Setting: A cold morning in a quiet Russian town. Ivan and Sasha, longtime friends in their early 30s, are walking to the local market. Snow crunches beneath their boots, and their breath clouds the air.
Ivan: (stopping abruptly)
Sasha! Wait! Stop walking.
Sasha: (confused)
What? Why? Did you forget your wallet again?
Ivan:
No, worse. Look! Over there — that woman. She’s coming straight toward us… with two empty buckets.
Sasha: (squinting at the elderly woman with two aluminum pails)
And?
Ivan:
It’s a bad omen! You know that! If a woman with empty buckets crosses your path in the morning, your whole day goes to hell.
Sasha: (laughs)
Oh, come on, Ivan. You really believe that? That poor babushka’s just on her way to fetch water. What, should she walk backward to trick the spirits?
Ivan: (seriously)
Don’t mock. Last month, remember that day I lost my phone in the snowdrift? Same thing. I ran into a woman with empty buckets and dropped my eggs five minutes later.
Sasha:
You dropped your eggs because you were trying to text your cousin and carry four bags of groceries with one hand. That’s not bad luck — that’s poor decision-making.
Ivan: (pointing his finger like a lawyer in court)

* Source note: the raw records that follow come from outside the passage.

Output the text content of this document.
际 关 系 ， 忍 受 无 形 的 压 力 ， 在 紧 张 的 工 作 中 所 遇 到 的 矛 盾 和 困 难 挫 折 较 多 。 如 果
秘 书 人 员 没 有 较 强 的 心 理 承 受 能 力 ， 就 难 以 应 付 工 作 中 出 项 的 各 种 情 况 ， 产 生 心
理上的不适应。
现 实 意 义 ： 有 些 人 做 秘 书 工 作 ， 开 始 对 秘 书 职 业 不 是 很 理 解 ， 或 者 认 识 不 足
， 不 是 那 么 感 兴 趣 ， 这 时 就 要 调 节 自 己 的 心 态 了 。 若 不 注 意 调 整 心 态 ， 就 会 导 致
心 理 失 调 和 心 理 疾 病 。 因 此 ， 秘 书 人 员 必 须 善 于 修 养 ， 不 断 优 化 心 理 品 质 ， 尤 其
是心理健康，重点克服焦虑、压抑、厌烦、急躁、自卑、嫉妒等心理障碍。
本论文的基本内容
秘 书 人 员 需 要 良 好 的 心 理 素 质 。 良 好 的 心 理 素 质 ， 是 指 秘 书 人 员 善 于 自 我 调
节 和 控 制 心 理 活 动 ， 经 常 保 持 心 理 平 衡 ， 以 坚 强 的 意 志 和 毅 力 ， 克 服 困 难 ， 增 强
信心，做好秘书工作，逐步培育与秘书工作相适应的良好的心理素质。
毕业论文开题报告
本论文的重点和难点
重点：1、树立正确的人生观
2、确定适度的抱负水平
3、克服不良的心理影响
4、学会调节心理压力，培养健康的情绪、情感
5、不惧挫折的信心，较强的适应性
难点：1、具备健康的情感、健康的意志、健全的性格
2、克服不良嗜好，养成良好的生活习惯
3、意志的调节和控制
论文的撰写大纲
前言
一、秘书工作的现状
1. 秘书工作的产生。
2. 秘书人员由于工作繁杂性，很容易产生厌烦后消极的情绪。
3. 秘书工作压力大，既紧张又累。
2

Coincidences stack up, Sasha. You know how many times I’ve had awful days start just like this?
Sasha:
Yes. And I also know how many times you caused your own bad day. Like when you locked yourself out because you left your keys in the freezer. No water buckets involved there, my friend.
Ivan:
But the belief has been around for generations. My babushka said it, her babushka said it. There must be some truth to it.
Sasha: (grinning)
And my grandfather used to say whistling indoors brings poverty. Yet he whistled every day while fixing shoes and had more customers than he could handle. Traditions aren’t always truths — sometimes they’re just old habits dressed as wisdom.
Ivan: (shrugging)
Still, why take the risk? I say we wait here for five minutes until she’s gone.
Sasha: (mock dramatic)
Fine. But what if waiting here makes us late and then we miss the good bread? Then we’ll have no pirozhki, and that’ll be the real tragedy.
Ivan:
Better late with breadless regret than cursed by the buckets of doom.
Sasha: (laughs and puts a hand on Ivan’s shoulder)
You know what? Let’s test this. We’ll go to the market right after crossing her path. If something truly terrible happens before noon — I’ll carry your empty buckets for a week.
Ivan:
And if nothing happens?
Sasha:
Then you owe me a science book. Preferably one without bucket-related curses.
Ivan: (reluctantly)
Fine. But if we get trampled by a rogue cow or fall into a snowdrift, I told you so.
Sasha:
Deal. Let’s brave the babushka. Maybe she’ll bless us with the opposite — the mystical luck of rationality.
They walk past the woman, who nods kindly. Ivan flinches. Sasha waves cheerfully. Nothing happens. Yet.